In a National Governors' Association press release, Florida Gov. Jeb Bush (R) said: "Despite income status, these seniors are Medicare beneficiaries first, and should be afforded equal access to a new prescription drug benefit. All seniors should enjoy the security of this benefit." Kentucky Gov. Paul Patton (D), who chairs the NGA, told reporters in a conference call Monday (8/4) that if a dual-eligible provision was not included in final legislation, it will only exacerbate the Medicaid crisis in states and might prompt states to make further program cuts.
"I believe that many states have reached the point where we simply cannot provide more funding for the Medicaid program, so cuts are the only way you can deal with that crisis," Patton said.

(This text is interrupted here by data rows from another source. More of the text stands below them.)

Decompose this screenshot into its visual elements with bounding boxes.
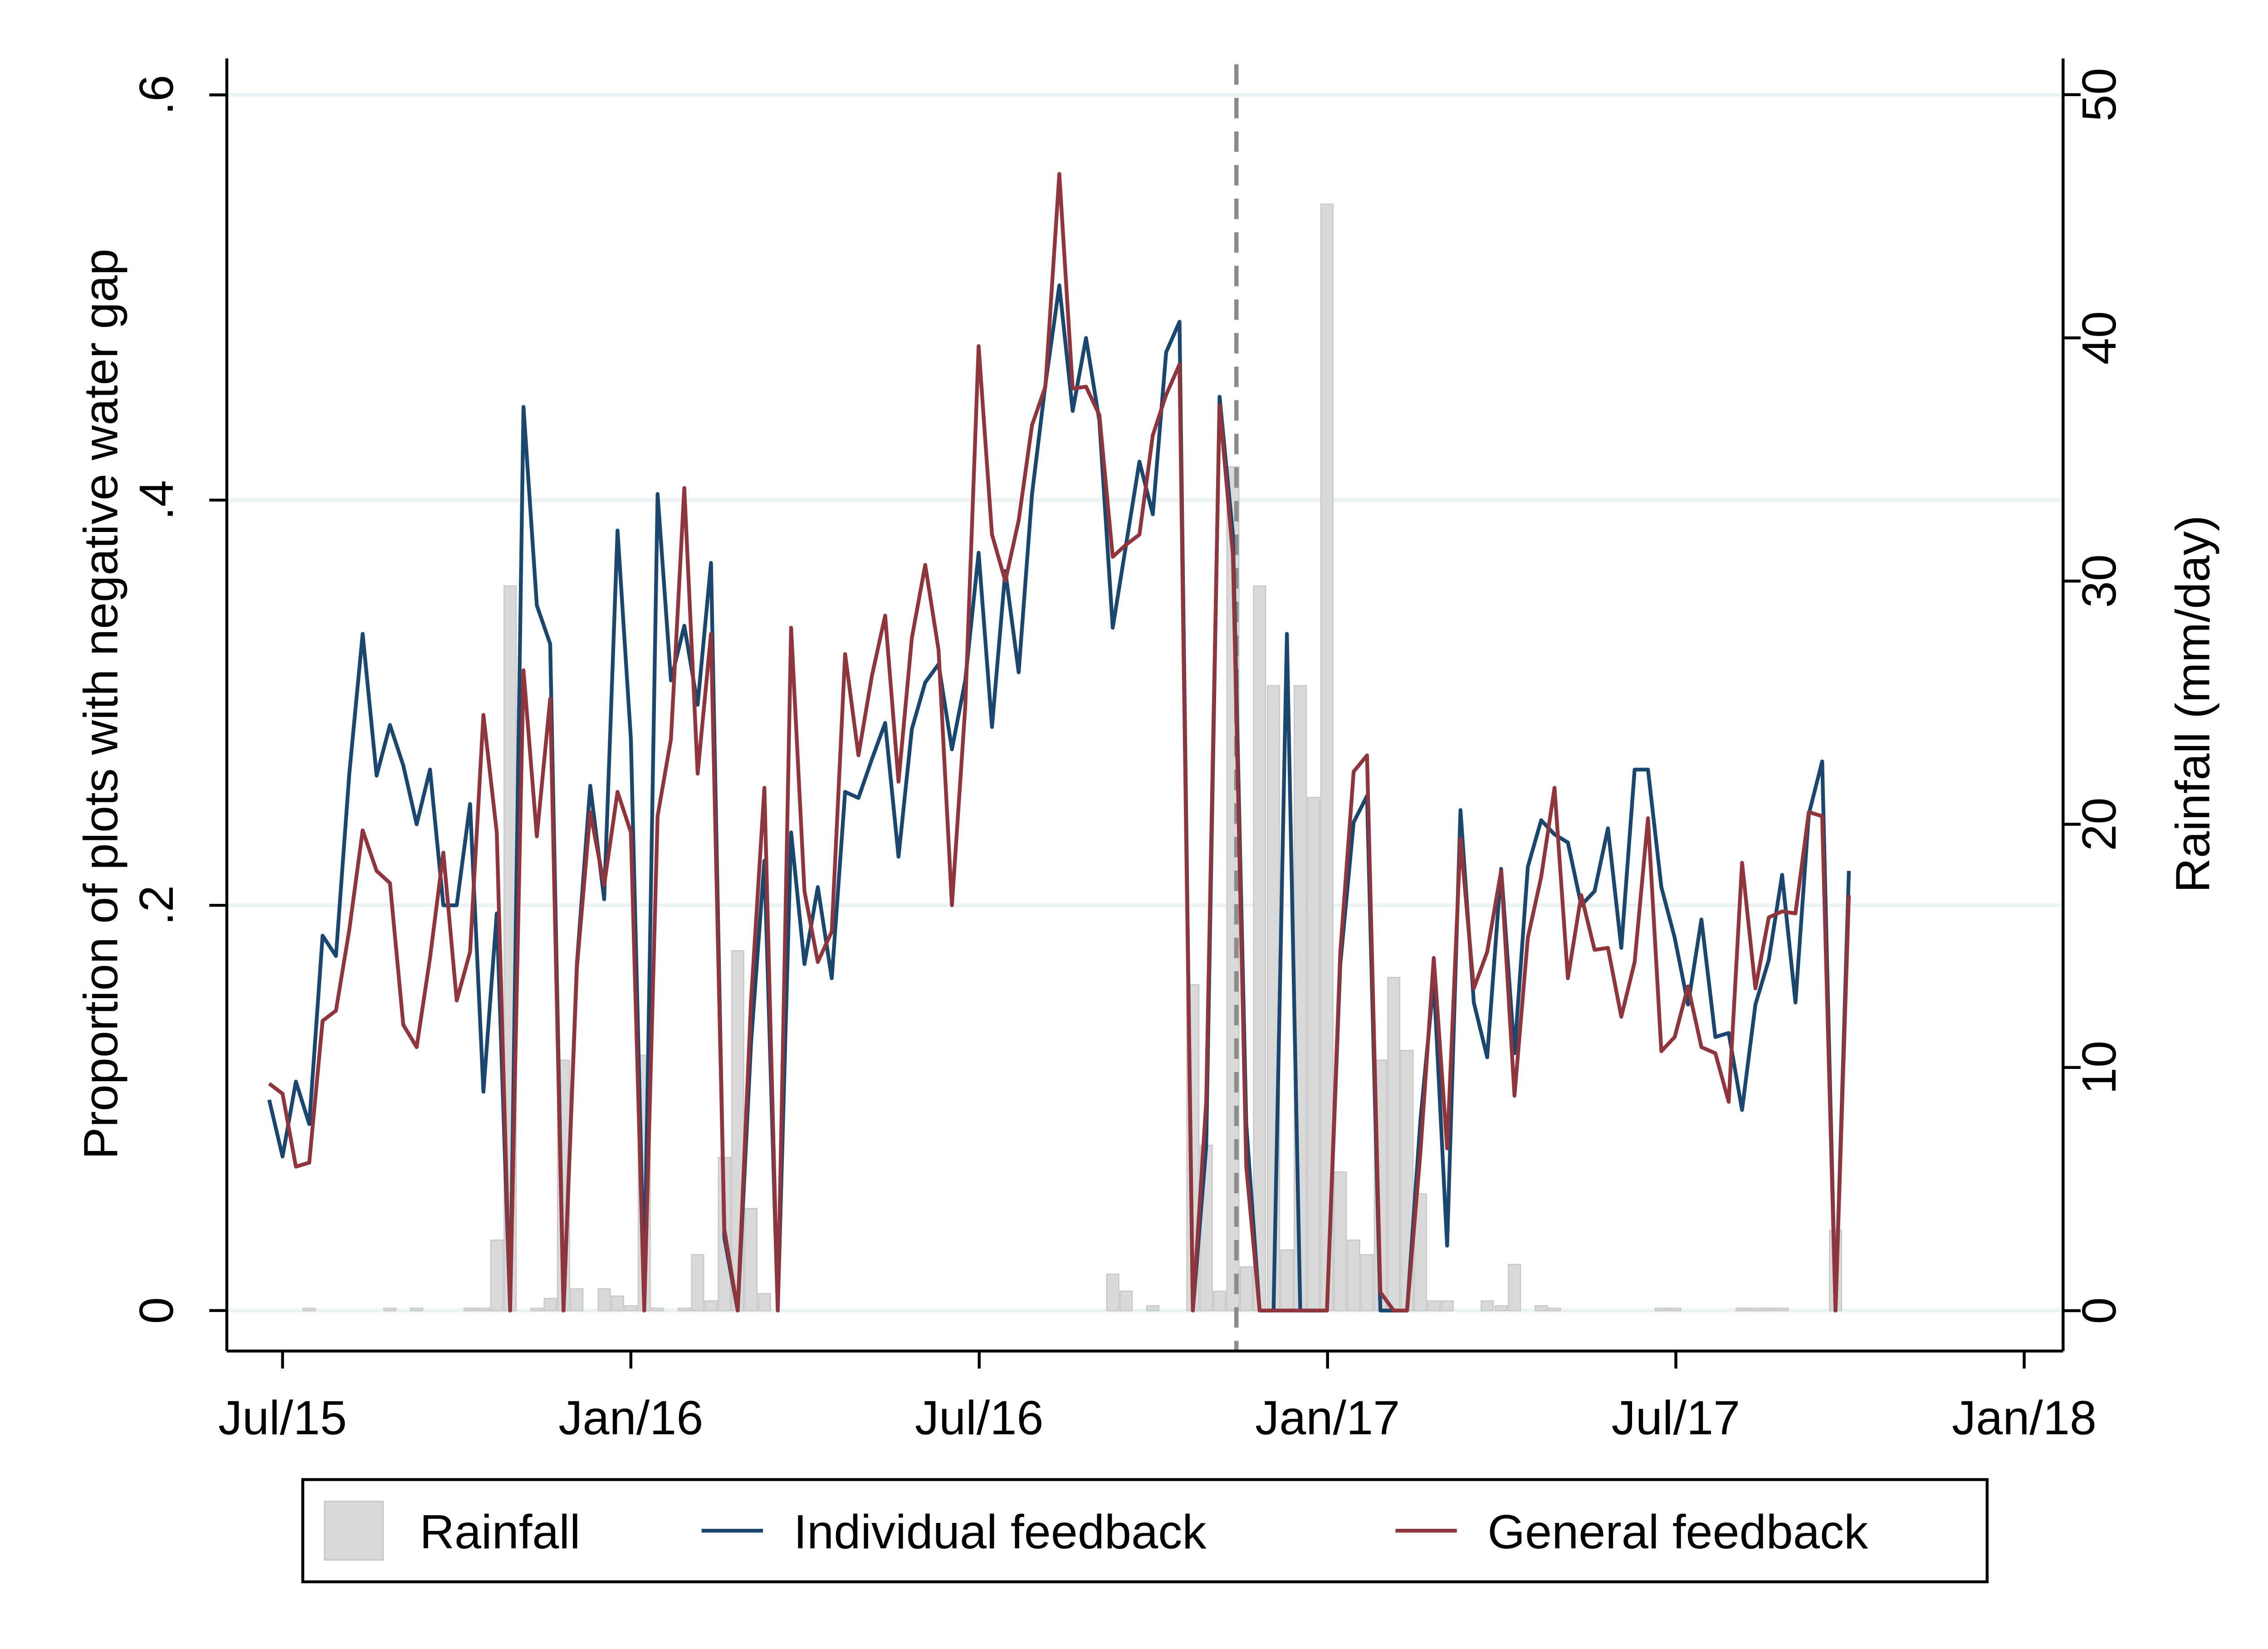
- rain-bar: [758, 1293, 771, 1312]
- rain-bar: [1360, 1254, 1374, 1312]
- y2-tick-label: 0: [2072, 1297, 2126, 1324]
- x-tick-label: Jan/18: [1952, 1391, 2097, 1445]
- legend-label: Rainfall: [420, 1505, 580, 1559]
- legend-label: General feedback: [1487, 1505, 1868, 1559]
- rain-bar: [704, 1300, 718, 1312]
- series-line: [268, 172, 1851, 1312]
- rain-bar: [1334, 1171, 1347, 1312]
- rain-bar: [651, 1307, 665, 1312]
- legend-swatch: [324, 1501, 384, 1561]
- rain-bar: [1320, 203, 1334, 1312]
- rain-bar: [1307, 797, 1320, 1312]
- rain-bar: [530, 1307, 544, 1312]
- x-tick-label: Jul/17: [1612, 1391, 1740, 1445]
- rain-bar: [1146, 1305, 1159, 1312]
- y2-tick-label: 40: [2072, 311, 2126, 365]
- rain-bar: [383, 1307, 397, 1312]
- legend-box: [301, 1478, 1989, 1584]
- rain-bar: [303, 1307, 316, 1312]
- y-tick-label: .4: [129, 480, 183, 520]
- x-tick-label: Jan/16: [558, 1391, 703, 1445]
- rain-bar: [1440, 1300, 1454, 1312]
- rain-bar: [490, 1239, 503, 1312]
- y2-tick-label: 30: [2072, 554, 2126, 608]
- rain-bar: [1347, 1239, 1360, 1312]
- rain-bar: [1239, 1266, 1253, 1312]
- rain-bar: [1427, 1300, 1441, 1312]
- rain-bar: [1762, 1307, 1775, 1312]
- y2-tick-label: 50: [2072, 68, 2126, 122]
- y-tick-label: .6: [129, 75, 183, 115]
- rain-bar: [744, 1208, 758, 1312]
- rain-bar: [477, 1307, 490, 1312]
- x-tick-label: Jan/17: [1255, 1391, 1400, 1445]
- rain-bar: [1735, 1307, 1749, 1312]
- rain-bar: [1106, 1273, 1119, 1312]
- axes: 0 .2 .4 .6 0 10 20 30 40 50 Jul/15 Jan/16 Jul/16 Jan/…: [129, 58, 2126, 1445]
- y2-tick-label: 20: [2072, 797, 2126, 851]
- rain-bar: [410, 1307, 424, 1312]
- rain-bar: [624, 1305, 638, 1312]
- rain-bar: [597, 1288, 611, 1312]
- rain-bar: [611, 1295, 624, 1312]
- rain-bar: [1749, 1307, 1762, 1312]
- rain-bar: [691, 1254, 704, 1312]
- rain-bar: [570, 1288, 584, 1312]
- rain-bar: [1548, 1307, 1561, 1312]
- rain-bar: [1213, 1290, 1227, 1312]
- legend: Rainfall Individual feedback General feedb…: [301, 1478, 1989, 1584]
- rain-bar: [1280, 1249, 1294, 1312]
- x-tick-label: Jul/15: [218, 1391, 347, 1445]
- bars: [303, 203, 1843, 1312]
- y2-tick-label: 10: [2072, 1041, 2126, 1094]
- rain-bar: [543, 1298, 557, 1312]
- legend-label: Individual feedback: [794, 1505, 1207, 1559]
- rain-bar: [1481, 1300, 1494, 1312]
- y-tick-label: 0: [129, 1297, 183, 1324]
- y2-axis-title: Rainfall (mm/day): [2165, 515, 2219, 893]
- series-line: [267, 283, 1851, 1312]
- x-tick-label: Jul/16: [915, 1391, 1044, 1445]
- rain-bar: [1775, 1307, 1789, 1312]
- rain-bar: [1494, 1305, 1508, 1312]
- rain-bar: [1387, 977, 1401, 1312]
- y-tick-label: .2: [129, 885, 183, 926]
- rain-bar: [678, 1307, 691, 1312]
- y-axis-title: Proportion of plots with negative water …: [73, 249, 127, 1159]
- lines: [267, 64, 1851, 1351]
- rain-bar: [463, 1307, 477, 1312]
- rain-bar: [1253, 585, 1266, 1312]
- rain-bar: [1508, 1264, 1521, 1312]
- rain-bar: [1119, 1290, 1133, 1312]
- rain-bar: [1535, 1305, 1548, 1312]
- rain-bar: [1655, 1307, 1668, 1312]
- rain-bar: [1668, 1307, 1681, 1312]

States collectively spend $40 billion annually on the dual-eligible population, and of that $7 billion is allotted for prescription drug coverage, according to NGA data. Over the next 10 years, states will spend an estimated $100 billion on drug coverage for this type of enrollee, according to the Kaiser Commission on Medicaid and the Uninsured, a research arm of the Washington, D.C.-based Henry J. Kaiser Family Foundation. States are not required to provide a prescription drug benefit under Medicaid, but all do and governors are worried that other health care services will suffer further cutbacks, due to rising health care costs, increased Medicaid spending and other budget woes.
"If the federal government doesn't take over this (dual-eligible) population then states will basically have to cut back services to women and children, which are the optional beneficiaries," NGA executive director Ray Scheppach said.
Though no one is certain how the Medicare drug debate will play out on Capitol Hill, Patton said the governors are "pretty optimistic" the provision will be included.
"With 50 governors taking this position we believe that the (congressional) conferees will listen to that ... They're very aware of the fact that states are facing their greatest fiscal crisis in 50 or 60 years," Patton said.